Test scores are presented as standardised (z) scores to allow direct comparison in performance between each test both within and between individuals. Each unit represents one standard deviation. A score of zero indicates an average level of performance compared to the reference population without PD, while negative scores represent below-average performances.Note that ^a and ^b indicate those variables that were positively skewed during the ‘off’ and ‘on’ states, respectively, and therefore converted to their logarithmic form prior to calculation of their z-scores. Abbreviations: EO, eyes open; EC, eyes closed; WEO, weight eyes open; WEC, weight eyes closed.

Figure 6. Upper limb physiological performance profiles of four individuals with PD, highlighting the inter-individual variability of upper limb motor impairment associated with PD.

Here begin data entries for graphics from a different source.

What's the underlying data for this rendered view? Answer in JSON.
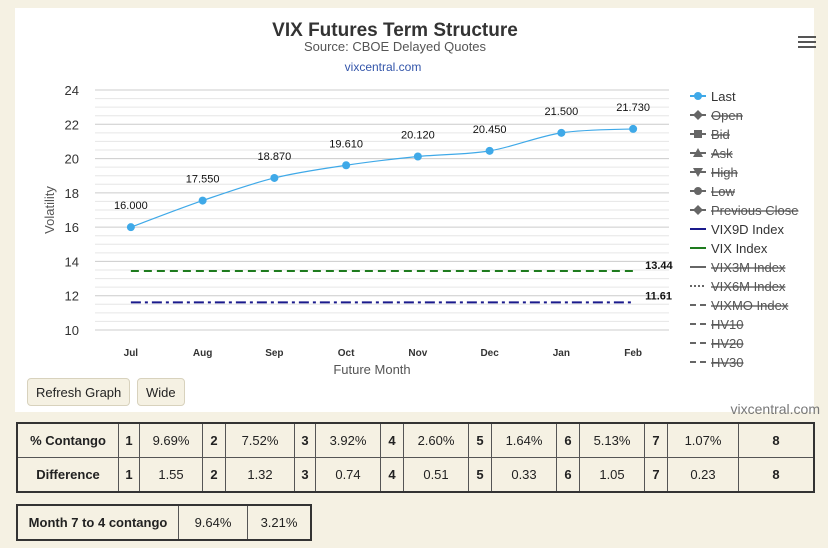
{
  "chart_data": {
    "type": "line",
    "title": "VIX Futures Term Structure",
    "subtitle": "Source: CBOE Delayed Quotes",
    "source_link": "vixcentral.com",
    "xlabel": "Future Month",
    "ylabel": "Volatility",
    "categories": [
      "Jul",
      "Aug",
      "Sep",
      "Oct",
      "Nov",
      "Dec",
      "Jan",
      "Feb"
    ],
    "ylim": [
      10,
      24
    ],
    "yticks": [
      10,
      12,
      14,
      16,
      18,
      20,
      22,
      24
    ],
    "grid": true,
    "series": [
      {
        "name": "Last",
        "values": [
          16.0,
          17.55,
          18.87,
          19.61,
          20.12,
          20.45,
          21.5,
          21.73
        ],
        "labels": [
          "16.000",
          "17.550",
          "18.870",
          "19.610",
          "20.120",
          "20.450",
          "21.500",
          "21.730"
        ],
        "color": "#3fa9e8"
      },
      {
        "name": "VIX9D Index",
        "value": 11.61,
        "label": "11.61",
        "color": "#1a1a8c",
        "dash": "dashdot"
      },
      {
        "name": "VIX Index",
        "value": 13.44,
        "label": "13.44",
        "color": "#1e7b1e",
        "dash": "dash"
      }
    ],
    "legend_placement": "right",
    "legend": [
      {
        "name": "Last",
        "symbol": "circle-line",
        "color": "#3fa9e8",
        "disabled": false
      },
      {
        "name": "Open",
        "symbol": "diamond",
        "color": "#666",
        "disabled": true
      },
      {
        "name": "Bid",
        "symbol": "square",
        "color": "#666",
        "disabled": true
      },
      {
        "name": "Ask",
        "symbol": "triangle",
        "color": "#666",
        "disabled": true
      },
      {
        "name": "High",
        "symbol": "triangle-down",
        "color": "#666",
        "disabled": true
      },
      {
        "name": "Low",
        "symbol": "circle",
        "color": "#666",
        "disabled": true
      },
      {
        "name": "Previous Close",
        "symbol": "diamond",
        "color": "#666",
        "disabled": true
      },
      {
        "name": "VIX9D Index",
        "symbol": "line",
        "color": "#1a1a8c",
        "disabled": false
      },
      {
        "name": "VIX Index",
        "symbol": "line",
        "color": "#1e7b1e",
        "disabled": false
      },
      {
        "name": "VIX3M Index",
        "symbol": "line",
        "color": "#666",
        "disabled": true
      },
      {
        "name": "VIX6M Index",
        "symbol": "dotline",
        "color": "#666",
        "disabled": true
      },
      {
        "name": "VIXMO Index",
        "symbol": "dashline",
        "color": "#666",
        "disabled": true
      },
      {
        "name": "HV10",
        "symbol": "dashline",
        "color": "#666",
        "disabled": true
      },
      {
        "name": "HV20",
        "symbol": "dashline",
        "color": "#666",
        "disabled": true
      },
      {
        "name": "HV30",
        "symbol": "dashline",
        "color": "#666",
        "disabled": true
      }
    ]
  },
  "buttons": {
    "refresh": "Refresh Graph",
    "wide": "Wide"
  },
  "credit": "vixcentral.com",
  "contango_table": {
    "rows": [
      {
        "label": "% Contango",
        "cells": [
          [
            "1",
            "9.69%"
          ],
          [
            "2",
            "7.52%"
          ],
          [
            "3",
            "3.92%"
          ],
          [
            "4",
            "2.60%"
          ],
          [
            "5",
            "1.64%"
          ],
          [
            "6",
            "5.13%"
          ],
          [
            "7",
            "1.07%"
          ]
        ],
        "last": "8"
      },
      {
        "label": "Difference",
        "cells": [
          [
            "1",
            "1.55"
          ],
          [
            "2",
            "1.32"
          ],
          [
            "3",
            "0.74"
          ],
          [
            "4",
            "0.51"
          ],
          [
            "5",
            "0.33"
          ],
          [
            "6",
            "1.05"
          ],
          [
            "7",
            "0.23"
          ]
        ],
        "last": "8"
      }
    ]
  },
  "month_table": {
    "label": "Month 7 to 4 contango",
    "values": [
      "9.64%",
      "3.21%"
    ]
  }
}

Test scores are presented as standardised (z) scores referenced to a normative database of individuals from the general population aged 50 years and over. (A) A 58-year old male (HY = 2.0) demonstrating clear differences in performance between the ‘off’ and ‘on’ medication states in measures of arm stability. (B) A 73-year old male (HY = 1.0) who, despite below average muscle strength, displays above average levels of performance across all remaining physiological domains. (C) In contrast, a 63-year old male (HY = 3.0) who, with the exception of finger tapping speed, scores well below average in all other physiological domains. (D) A 71-year old female (HY = 3.0) with a mixed presentation, showing above average performance in measures of proximal muscle strength, motor speed and skin sensation while appearing impaired in reaction time, dexterity and functional tasks. Note: strength test scores are adjusted for gender. Note that ^a and ^b indicate those variables that were positively skewed during the ‘off’ and ‘on’ states, respectively, and therefore converted to their logarithmic form prior to calculation of their z-scores. Note: z-scores are capped at –4.5 in Fig. 1C. Abbreviations: EO, eyes open; EC, eyes closed; WEO, weight eyes open; WEC, weight eyes closed.

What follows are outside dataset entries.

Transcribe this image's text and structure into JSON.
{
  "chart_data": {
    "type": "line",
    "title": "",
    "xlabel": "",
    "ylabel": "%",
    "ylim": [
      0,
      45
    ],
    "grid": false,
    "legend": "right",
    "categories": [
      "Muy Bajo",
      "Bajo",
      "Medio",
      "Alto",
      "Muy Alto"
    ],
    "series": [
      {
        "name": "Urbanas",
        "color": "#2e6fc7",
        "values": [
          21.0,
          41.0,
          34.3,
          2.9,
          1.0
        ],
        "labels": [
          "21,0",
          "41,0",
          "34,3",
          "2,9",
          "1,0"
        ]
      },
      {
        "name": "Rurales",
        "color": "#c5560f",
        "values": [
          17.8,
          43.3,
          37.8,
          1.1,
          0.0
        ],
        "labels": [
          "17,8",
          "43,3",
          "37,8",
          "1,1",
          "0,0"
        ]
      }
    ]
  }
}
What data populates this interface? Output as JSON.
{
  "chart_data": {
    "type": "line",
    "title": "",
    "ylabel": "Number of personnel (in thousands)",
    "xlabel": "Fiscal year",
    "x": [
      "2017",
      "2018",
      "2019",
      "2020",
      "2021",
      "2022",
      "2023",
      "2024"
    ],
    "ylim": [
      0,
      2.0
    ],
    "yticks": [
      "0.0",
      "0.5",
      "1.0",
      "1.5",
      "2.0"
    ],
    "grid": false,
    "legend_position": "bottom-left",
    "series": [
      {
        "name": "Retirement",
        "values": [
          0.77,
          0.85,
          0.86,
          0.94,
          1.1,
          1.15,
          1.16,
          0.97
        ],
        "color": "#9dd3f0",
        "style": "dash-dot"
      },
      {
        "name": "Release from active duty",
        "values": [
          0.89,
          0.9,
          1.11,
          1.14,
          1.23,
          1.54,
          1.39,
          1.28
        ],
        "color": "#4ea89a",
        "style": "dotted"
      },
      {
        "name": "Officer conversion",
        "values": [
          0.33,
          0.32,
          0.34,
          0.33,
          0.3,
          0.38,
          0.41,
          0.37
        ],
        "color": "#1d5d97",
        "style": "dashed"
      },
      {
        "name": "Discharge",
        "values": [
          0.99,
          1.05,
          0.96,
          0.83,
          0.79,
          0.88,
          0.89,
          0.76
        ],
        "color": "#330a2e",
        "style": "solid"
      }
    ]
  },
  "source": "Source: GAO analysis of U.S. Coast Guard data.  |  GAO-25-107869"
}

Figure 7. Comparisons of test scores in each test of the upper limb PPA between the ‘off’ and ‘on’ medication states in people with PD.

Each grey line plotted along the left axis of each graph represents the change in performance between the ‘off’ medication state (left-side of the line) and the ‘on’ medication state (right-side of the line) of each individual PD participant. The black circle located along the right axis of each graph represents the mean or median difference (depending on the distribution of the differences in test scores between medication states) in test scores between the ‘off and ‘on’ medication states. Error bars depict 95% confidence intervals.

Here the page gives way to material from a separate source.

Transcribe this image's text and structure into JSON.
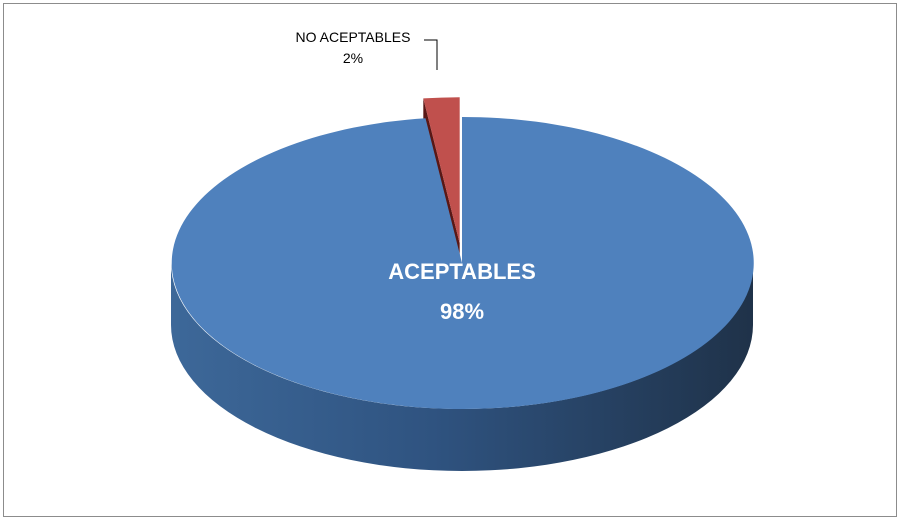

Figure 8. Comparisons of test scores in each test of the upper limb PPA between the ‘off’ and ‘on’ medication states in people with PD.

Each grey line plotted along the left axis of each graph represents the change in performance between the ‘off’ medication state (left-side of the line) and the ‘on’ medication state (right-side of the line) of each individual PD participant. The black circle located along the right axis of each graph represents the mean or median difference (depending on the distribution of the differences in test scores between medication states) in test scores between the ‘off and ‘on’ medication states. Error bars depict 95% confidence intervals.